High-order phonon anharmonicity and thermal conductivity in GaN

A comprehensive understanding of phonon transport is essential to develop effective solutions for heat dissipation. Gallium nitride (GaN), a representative of third-generation power semiconductors, has been extensively studied regarding its thermodynamics and lattice dynamics. However, the temperature-dependent phonon properties, especially the anharmonicity at high temperatures, are poorly understood. Here, by combining inelastic neutron scattering (INS) experiments and calculations including the temperature effect based on machine learning potentials, we report the high-order phonon anharmonicity in GaN over a wide temperature range. Our calculations agree well with the experimental phonon dispersion, density of states and entropy, underlining the significance of anharmonicity of GaN at elevated temperatures.
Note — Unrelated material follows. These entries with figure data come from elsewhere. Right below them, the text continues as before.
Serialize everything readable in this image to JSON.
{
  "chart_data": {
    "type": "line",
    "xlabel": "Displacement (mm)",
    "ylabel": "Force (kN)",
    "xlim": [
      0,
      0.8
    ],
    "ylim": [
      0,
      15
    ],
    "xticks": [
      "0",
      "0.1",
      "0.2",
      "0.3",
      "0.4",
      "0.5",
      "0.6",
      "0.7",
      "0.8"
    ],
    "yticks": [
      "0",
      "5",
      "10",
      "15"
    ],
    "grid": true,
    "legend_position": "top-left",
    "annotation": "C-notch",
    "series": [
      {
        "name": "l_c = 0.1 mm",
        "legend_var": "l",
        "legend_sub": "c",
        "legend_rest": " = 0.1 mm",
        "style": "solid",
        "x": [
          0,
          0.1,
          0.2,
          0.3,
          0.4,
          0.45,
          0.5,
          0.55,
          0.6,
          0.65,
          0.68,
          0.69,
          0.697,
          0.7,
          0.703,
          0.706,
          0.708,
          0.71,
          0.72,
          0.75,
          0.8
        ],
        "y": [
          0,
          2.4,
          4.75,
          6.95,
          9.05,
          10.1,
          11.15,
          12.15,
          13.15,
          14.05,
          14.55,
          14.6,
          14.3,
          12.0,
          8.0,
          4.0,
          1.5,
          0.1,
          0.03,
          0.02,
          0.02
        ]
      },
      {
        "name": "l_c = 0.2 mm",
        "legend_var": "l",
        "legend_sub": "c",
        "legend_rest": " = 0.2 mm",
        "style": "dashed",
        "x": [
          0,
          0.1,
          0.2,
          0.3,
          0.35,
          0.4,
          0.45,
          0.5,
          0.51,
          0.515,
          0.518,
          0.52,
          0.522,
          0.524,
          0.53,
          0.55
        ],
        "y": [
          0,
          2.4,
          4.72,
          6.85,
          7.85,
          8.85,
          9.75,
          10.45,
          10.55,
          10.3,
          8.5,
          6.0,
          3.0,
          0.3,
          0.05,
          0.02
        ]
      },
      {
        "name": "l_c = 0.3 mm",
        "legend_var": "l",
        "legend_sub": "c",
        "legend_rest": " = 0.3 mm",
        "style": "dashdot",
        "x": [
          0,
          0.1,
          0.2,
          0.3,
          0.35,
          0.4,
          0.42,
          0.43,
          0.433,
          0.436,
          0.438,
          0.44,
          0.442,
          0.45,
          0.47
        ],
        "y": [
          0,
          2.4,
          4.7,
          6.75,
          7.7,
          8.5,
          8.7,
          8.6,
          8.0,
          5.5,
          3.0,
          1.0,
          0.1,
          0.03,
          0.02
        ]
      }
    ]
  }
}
Moreover, considering the four-phonon processes, the calculated thermal conductivity is suppressed by 20%, and the anisotropy is also reduced gradually with increasing temperature. Such behavior arises mainly from the large four-phonon scattering channels between 20 and 30 meV, where the critical scattering rule for the three-phonon process is largely restricted at high temperatures. Our study highlights the importance of high-order phonon anharmonicity for thermal transport in GaN and provides a theoretical reference for thermal management in other related semiconductors.